Singular Vectors of Attention Heads Align with Features
Gabriel Franco, Carson Loughridge, Mark Crovella
TL;DR
The paper investigates why singular vectors of attention heads align with features in language models and when this alignment occurs. Using a tractable toy autoencoder-plus-attention head, it proves exact or approximate SVF alignment under isotropic or near-isotropic feature distributions and shows orthogonalization of non-target features to minimize interference. It proposes sparse attention decomposition (SAD) as a testable prediction and demonstrates SAD emerging in both toy models and real models (GPT-2 and Pythia), with logits decomposing sparsely in the SVD basis when features are present. These results justify SVF alignment as a sound, scalable approach for identifying feature representations in transformers, with practical implications for mechanistic interpretability and causal analysis.
Abstract
Identifying feature representations in language models is a central task in mechanistic interpretability.
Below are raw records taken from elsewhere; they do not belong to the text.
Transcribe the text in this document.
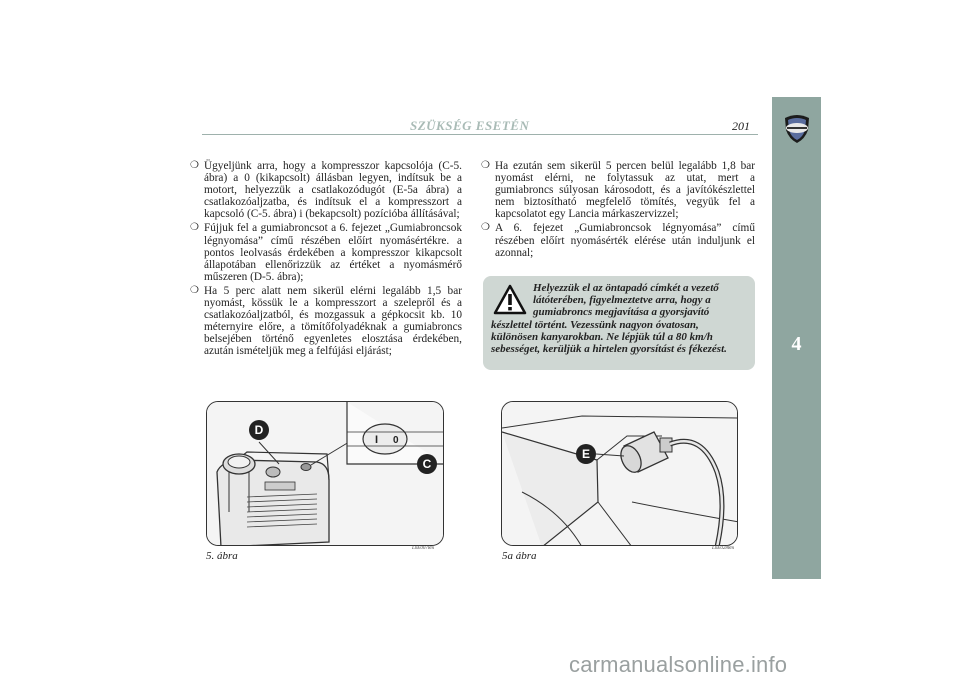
4
SZÜKSÉG ESETÉN	201
❍ Ügyeljünk arra, hogy a kompresszor kapcsolója (C-5. ábra) a 0 (kikapcsolt) állásban legyen, indítsuk be a motort, helyezzük a csatlakozódugót (E-5a ábra) a csatlakozóaljzatba, és indítsuk el a kompresszort a kapcsoló (C-5. ábra) i (bekapcsolt) pozícióba állításával;
❍ Fújjuk fel a gumiabroncsot a 6. fejezet „Gumiabroncsok légnyomása” című részében előírt nyomásértékre. a pontos leolvasás érdekében a kompresszor kikapcsolt állapotában ellenőrizzük az értéket a nyomásmérő műszeren (D-5. ábra);
❍ Ha 5 perc alatt nem sikerül elérni legalább 1,5 bar nyomást, kössük le a kompresszort a szelepről és a csatlakozóaljzatból, és mozgassuk a gépkocsit kb. 10 méternyire előre, a tömítőfolyadéknak a gumiabroncs belsejében történő egyenletes elosztása érdekében, azután ismételjük meg a felfújási eljárást;
❍ Ha ezután sem sikerül 5 percen belül legalább 1,8 bar nyomást elérni, ne folytassuk az utat, mert a gumiabroncs súlyosan károsodott, és a javítókészlettel nem biztosítható megfelelő tömítés, vegyük fel a kapcsolatot egy Lancia márkaszervizzel;
❍ A 6. fejezet „Gumiabroncsok légnyomása” című részében előírt nyomásérték elérése után induljunk el azonnal;
Helyezzük el az öntapadó címkét a vezető látóterében, figyelmeztetve arra, hogy a gumiabroncs megjavítása a gyorsjavító készlettel történt. Vezessünk nagyon óvatosan, különösen kanyarokban. Ne lépjük túl a 80 km/h sebességet, kerüljük a hirtelen gyorsítást és fékezést.
I 0
D
C
5. ábra
L0E0078m
E
5a ábra
L0E0288m
carmanualsonline.info
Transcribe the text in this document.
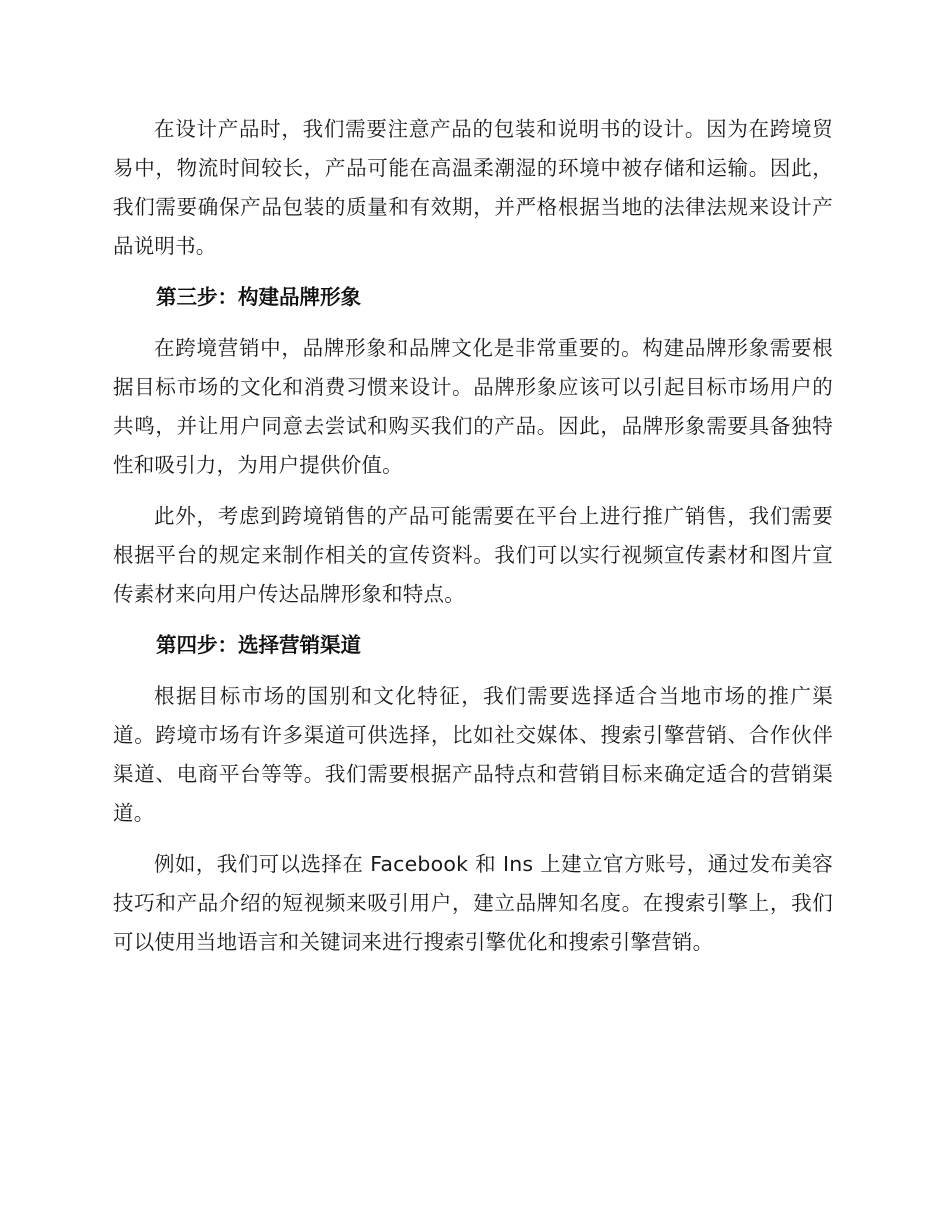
在设计产品时，我们需要注意产品的包装和说明书的设计。因为在跨境贸易中，物流时间较长，产品可能在高温柔潮湿的环境中被存储和运输。因此，我们需要确保产品包装的质量和有效期，并严格根据当地的法律法规来设计产品说明书。

第三步：构建品牌形象

在跨境营销中，品牌形象和品牌文化是非常重要的。构建品牌形象需要根据目标市场的文化和消费习惯来设计。品牌形象应该可以引起目标市场用户的共鸣，并让用户同意去尝试和购买我们的产品。因此，品牌形象需要具备独特性和吸引力，为用户提供价值。

此外，考虑到跨境销售的产品可能需要在平台上进行推广销售，我们需要根据平台的规定来制作相关的宣传资料。我们可以实行视频宣传素材和图片宣传素材来向用户传达品牌形象和特点。

第四步：选择营销渠道

根据目标市场的国别和文化特征，我们需要选择适合当地市场的推广渠道。跨境市场有许多渠道可供选择，比如社交媒体、搜索引擎营销、合作伙伴渠道、电商平台等等。我们需要根据产品特点和营销目标来确定适合的营销渠道。

例如，我们可以选择在 Facebook 和 Ins 上建立官方账号，通过发布美容技巧和产品介绍的短视频来吸引用户，建立品牌知名度。在搜索引擎上，我们可以使用当地语言和关键词来进行搜索引擎优化和搜索引擎营销。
Several recent studies have made an implicit assumption that feature representations can be inferred in some cases from singular vectors of attention matrices. However, sound justification for this assumption is lacking. In this paper we address that question, asking: why and when do singular vectors align with features? First, we demonstrate that singular vectors robustly align with features in a model where features can be directly observed. We then show theoretically that such alignment is expected under a range of conditions. We close by asking how, operationally, alignment may be recognized in real models where feature representations are not directly observable. We identify sparse attention decomposition as a testable prediction of alignment, and show evidence that it emerges in a manner consistent with predictions in real models. Together these results suggest that alignment of singular vectors with features can be a sound and theoretically justified basis for feature identification in language models.